A dettare i passi del cammino un libretto con le letture del Vangelo della Passione di Cristo, commentato dai ragazzi stessi. Un modo per aiutarli a cogliere ancor più da vicino il senso di ciò che viene ricordato e rivissuto nella Via Crucis, che interpella ogni persona. «Quegli uomini lo hanno arrestato perché non volevano che fosse lui il Messia - scrivono i ragazzi di IB spiegando la condanna a morte di Gesù -. È evidente che erano coscienti che Gesù era il Cristo, ma non hanno accettato la sua rivelazione, la sua risposta: “tu lo dici io lo sono“. Questo brano ci fa intristire perché capiamo che anche se fossimo stati lì noi non avremmo potuto fare nulla. Di fronte a quegli uomini che sputano in faccia a Gesù, lo picchiano e lo prendono in giro, proviamo rabbia e tristezza. È tutta un’ingiustizia. D’altra parte, che ammirazione per Gesù! Lui con coraggio, quasi impassibile, subisce tutto questo perdonando quegli uomini».
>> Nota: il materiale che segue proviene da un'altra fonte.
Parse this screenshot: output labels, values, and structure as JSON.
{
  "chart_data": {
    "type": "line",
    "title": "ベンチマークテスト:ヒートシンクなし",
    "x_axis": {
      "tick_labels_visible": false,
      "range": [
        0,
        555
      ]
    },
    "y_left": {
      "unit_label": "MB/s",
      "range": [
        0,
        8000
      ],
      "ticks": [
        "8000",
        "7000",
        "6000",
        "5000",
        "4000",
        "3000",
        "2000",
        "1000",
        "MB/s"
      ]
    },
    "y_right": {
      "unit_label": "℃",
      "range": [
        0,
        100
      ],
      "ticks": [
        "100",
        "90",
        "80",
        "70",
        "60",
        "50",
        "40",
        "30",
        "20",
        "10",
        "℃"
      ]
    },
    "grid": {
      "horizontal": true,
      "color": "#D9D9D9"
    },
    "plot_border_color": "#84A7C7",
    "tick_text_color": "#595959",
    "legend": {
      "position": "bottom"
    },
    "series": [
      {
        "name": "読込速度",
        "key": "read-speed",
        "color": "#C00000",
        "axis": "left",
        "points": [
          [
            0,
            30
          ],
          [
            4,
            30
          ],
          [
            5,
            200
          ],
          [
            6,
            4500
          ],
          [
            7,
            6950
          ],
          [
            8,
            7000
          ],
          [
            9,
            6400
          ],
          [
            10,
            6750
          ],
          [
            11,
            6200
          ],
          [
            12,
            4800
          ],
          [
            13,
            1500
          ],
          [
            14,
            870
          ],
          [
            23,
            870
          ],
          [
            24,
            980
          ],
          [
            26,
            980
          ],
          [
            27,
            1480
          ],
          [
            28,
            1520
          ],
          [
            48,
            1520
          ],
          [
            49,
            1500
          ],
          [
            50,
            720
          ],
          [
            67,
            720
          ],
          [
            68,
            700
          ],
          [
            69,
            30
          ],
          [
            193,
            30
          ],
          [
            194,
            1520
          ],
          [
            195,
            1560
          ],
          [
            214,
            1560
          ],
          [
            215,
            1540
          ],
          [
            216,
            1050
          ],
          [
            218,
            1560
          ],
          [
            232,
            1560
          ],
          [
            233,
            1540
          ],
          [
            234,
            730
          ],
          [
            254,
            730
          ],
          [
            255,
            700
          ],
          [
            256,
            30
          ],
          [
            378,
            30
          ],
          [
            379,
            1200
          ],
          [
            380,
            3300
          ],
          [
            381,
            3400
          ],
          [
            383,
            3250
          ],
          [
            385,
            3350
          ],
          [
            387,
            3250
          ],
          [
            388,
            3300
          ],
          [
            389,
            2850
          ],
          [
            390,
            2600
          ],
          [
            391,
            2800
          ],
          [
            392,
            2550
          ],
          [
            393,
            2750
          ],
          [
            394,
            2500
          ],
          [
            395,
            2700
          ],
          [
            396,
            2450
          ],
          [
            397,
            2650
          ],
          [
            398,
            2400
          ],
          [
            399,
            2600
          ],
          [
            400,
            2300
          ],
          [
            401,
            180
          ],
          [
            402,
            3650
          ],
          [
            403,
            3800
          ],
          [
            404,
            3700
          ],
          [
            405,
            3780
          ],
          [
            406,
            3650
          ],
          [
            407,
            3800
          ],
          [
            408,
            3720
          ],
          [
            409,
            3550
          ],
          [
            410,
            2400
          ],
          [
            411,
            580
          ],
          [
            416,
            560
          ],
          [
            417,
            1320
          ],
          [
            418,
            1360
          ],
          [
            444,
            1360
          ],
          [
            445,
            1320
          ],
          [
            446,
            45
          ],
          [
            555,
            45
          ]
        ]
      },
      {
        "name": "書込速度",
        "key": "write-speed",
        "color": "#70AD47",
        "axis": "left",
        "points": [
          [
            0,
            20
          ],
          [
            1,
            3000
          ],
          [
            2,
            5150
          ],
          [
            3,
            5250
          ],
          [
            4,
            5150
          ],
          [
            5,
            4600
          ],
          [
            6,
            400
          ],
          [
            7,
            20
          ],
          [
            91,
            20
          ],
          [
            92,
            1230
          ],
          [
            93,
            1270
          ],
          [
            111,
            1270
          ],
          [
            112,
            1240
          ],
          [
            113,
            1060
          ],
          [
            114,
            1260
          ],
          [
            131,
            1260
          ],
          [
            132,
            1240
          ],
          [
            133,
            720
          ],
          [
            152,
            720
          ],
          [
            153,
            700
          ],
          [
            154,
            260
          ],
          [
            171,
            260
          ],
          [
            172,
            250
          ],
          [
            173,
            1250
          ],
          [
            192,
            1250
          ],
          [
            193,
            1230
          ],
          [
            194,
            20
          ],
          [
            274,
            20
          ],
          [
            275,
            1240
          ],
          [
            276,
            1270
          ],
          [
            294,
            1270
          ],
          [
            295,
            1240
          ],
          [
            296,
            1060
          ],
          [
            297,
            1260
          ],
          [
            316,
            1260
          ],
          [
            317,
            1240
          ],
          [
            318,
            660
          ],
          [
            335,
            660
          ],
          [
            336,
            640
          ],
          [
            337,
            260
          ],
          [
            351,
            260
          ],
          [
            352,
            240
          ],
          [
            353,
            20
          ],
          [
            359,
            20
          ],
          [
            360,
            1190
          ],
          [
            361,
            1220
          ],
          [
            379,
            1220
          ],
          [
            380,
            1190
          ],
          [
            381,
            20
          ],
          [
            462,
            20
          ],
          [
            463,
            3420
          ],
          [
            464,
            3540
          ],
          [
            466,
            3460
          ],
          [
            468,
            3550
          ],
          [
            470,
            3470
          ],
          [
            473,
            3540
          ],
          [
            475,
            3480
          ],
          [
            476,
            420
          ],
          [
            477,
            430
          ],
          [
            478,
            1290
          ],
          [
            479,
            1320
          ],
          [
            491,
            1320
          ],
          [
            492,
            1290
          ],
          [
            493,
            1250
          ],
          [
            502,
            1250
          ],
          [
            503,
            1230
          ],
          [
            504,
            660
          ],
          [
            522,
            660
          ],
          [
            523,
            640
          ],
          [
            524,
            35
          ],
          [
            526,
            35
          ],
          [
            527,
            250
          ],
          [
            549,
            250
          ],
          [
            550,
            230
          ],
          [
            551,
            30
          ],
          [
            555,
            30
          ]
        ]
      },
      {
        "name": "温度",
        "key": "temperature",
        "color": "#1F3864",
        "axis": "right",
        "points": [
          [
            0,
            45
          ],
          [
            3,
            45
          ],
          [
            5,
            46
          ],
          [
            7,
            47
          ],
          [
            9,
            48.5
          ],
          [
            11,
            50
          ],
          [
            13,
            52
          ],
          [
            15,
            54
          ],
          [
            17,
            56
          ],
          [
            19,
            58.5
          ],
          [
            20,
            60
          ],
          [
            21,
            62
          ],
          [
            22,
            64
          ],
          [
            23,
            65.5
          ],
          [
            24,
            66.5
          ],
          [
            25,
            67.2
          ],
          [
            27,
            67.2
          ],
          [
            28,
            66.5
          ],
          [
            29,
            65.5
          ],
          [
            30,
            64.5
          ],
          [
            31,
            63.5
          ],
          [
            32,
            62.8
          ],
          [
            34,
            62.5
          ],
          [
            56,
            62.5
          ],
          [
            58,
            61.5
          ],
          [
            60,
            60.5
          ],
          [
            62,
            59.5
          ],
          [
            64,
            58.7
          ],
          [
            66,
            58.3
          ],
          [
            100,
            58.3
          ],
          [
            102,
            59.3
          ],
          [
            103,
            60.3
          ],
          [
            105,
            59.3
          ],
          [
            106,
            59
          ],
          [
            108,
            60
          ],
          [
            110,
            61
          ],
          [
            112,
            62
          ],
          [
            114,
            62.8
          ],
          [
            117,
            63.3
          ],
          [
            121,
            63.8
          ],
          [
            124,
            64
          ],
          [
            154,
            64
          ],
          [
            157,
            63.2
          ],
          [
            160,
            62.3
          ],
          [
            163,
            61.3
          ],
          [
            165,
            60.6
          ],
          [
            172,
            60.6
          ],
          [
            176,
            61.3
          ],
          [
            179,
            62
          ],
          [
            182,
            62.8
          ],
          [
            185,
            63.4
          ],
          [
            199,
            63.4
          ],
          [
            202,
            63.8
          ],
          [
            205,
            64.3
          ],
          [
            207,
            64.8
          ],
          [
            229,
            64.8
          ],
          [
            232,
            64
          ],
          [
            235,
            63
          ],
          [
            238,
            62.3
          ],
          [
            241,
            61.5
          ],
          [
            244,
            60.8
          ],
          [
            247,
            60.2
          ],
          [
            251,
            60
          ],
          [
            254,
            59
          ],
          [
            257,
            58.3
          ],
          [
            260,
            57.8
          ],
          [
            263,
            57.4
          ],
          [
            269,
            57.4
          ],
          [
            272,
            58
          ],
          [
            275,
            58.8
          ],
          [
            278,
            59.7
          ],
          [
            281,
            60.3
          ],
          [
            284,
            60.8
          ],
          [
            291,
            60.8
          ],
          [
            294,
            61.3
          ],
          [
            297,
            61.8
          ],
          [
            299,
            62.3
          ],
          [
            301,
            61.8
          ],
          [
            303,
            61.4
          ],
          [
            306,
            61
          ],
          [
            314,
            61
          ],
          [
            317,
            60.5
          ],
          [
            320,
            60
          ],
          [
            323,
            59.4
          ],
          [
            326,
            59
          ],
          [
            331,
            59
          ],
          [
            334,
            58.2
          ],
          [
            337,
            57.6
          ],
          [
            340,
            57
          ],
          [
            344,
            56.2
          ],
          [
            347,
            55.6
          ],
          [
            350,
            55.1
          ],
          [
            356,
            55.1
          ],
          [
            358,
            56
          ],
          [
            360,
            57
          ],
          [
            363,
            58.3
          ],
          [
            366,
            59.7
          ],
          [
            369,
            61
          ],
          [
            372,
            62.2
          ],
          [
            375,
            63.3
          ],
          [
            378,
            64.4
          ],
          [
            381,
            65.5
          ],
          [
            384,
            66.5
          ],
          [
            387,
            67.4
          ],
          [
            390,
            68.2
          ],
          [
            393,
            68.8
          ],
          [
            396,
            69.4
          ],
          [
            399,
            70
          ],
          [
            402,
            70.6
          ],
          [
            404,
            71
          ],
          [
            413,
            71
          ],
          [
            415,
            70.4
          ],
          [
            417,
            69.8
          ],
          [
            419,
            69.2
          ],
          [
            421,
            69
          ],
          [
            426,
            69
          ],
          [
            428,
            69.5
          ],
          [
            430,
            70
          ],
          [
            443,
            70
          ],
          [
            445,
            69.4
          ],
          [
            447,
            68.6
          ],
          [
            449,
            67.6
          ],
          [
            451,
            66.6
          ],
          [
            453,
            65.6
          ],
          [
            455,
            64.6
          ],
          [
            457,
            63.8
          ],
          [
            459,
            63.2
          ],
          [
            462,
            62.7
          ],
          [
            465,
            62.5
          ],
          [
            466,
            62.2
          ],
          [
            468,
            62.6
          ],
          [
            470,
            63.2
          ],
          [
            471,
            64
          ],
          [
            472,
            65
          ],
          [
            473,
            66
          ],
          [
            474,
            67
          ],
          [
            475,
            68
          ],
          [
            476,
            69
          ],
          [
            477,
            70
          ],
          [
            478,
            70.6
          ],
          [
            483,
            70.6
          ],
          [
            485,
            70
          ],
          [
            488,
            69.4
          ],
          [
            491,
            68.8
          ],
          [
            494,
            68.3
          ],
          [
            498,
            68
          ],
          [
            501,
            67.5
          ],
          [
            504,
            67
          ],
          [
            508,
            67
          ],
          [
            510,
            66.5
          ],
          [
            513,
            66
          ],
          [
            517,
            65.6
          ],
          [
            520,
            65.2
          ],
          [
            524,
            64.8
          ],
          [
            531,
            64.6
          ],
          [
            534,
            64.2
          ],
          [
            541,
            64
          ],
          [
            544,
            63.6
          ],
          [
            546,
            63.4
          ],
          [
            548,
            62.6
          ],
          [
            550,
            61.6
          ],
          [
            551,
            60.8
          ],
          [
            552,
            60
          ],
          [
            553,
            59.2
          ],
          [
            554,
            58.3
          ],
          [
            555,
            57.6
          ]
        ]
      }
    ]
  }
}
Così scrive, poi, la IIA nel commentare il brano del Vangelo dedicato a Pilato: «Lui ha agito come avrebbero fatto tutti. Ha fatto una cosa che probabilmente avremmo fatto anche noi: per non avere guai ha messo nei guai un altro. Sì, probabilmente anche noi ci saremmo lavati le mani. Del resto, così va il mondo: da sempre i potenti sacrificano gli uomini comuni per i loro progetti. È una cosa che si sa, ma lascia l’amaro in bocca. Se però guardiamo bene la vicenda, c’è una frase che ci colpisce all’interno di questo passo del Vangelo: “Ecco l’uomo“. Gesù si sacrifica e ci salva, salva l’uomo, salva tutti noi, proprio noi che lo avremmo abbandonato allo stesso modo. Gesù ha preferito salvare noi e non se stesso. Ha salvato persino Pilato e si è sacrificato anche per lui. Questo non lascia l’amaro in bocca, ma ci dà molta speranza».
«Chissà cosa avrà provato Maria sotto la croce: una tristezza indescrivibile, un grandissimo dolore provocato da un infinito amore - è il commento della IIB al dolore della Madonna sotto al croce -. Avrebbe voluto assorbire un po’ del dolore di Gesù, sostenerlo, abbracciarlo, stagli vicino, e invece può solo piangere tutte le sue lacrime. Chissà, forse si è quasi pentita del suo “sì”, forse si è rivolta a Dio amareggiata con una domanda insistente chiedendogli perché non intervenisse… In fondo quello era suo Figlio. Lei lo sapeva, ma non accadeva niente… Lui non interveniva…
Tuttavia, ciò che ha cambiato tutto è stata quella frase: “Donna, ecco tuo figlio“. Si è trovata di fronte ad un ulteriore compito a cui dire di sì, ad un’altra responsabilità da accettare. Gli uomini, tutti gli uomini, ora sono suoi figli. Maria ha visto che Gesù li perdonava e così ha iniziato a perdonare anche lei. Ha compreso il disegno del Padre, incredibile: salvare gli uomini dalla morte attraverso la morte. E ha ripreso a dire di sì».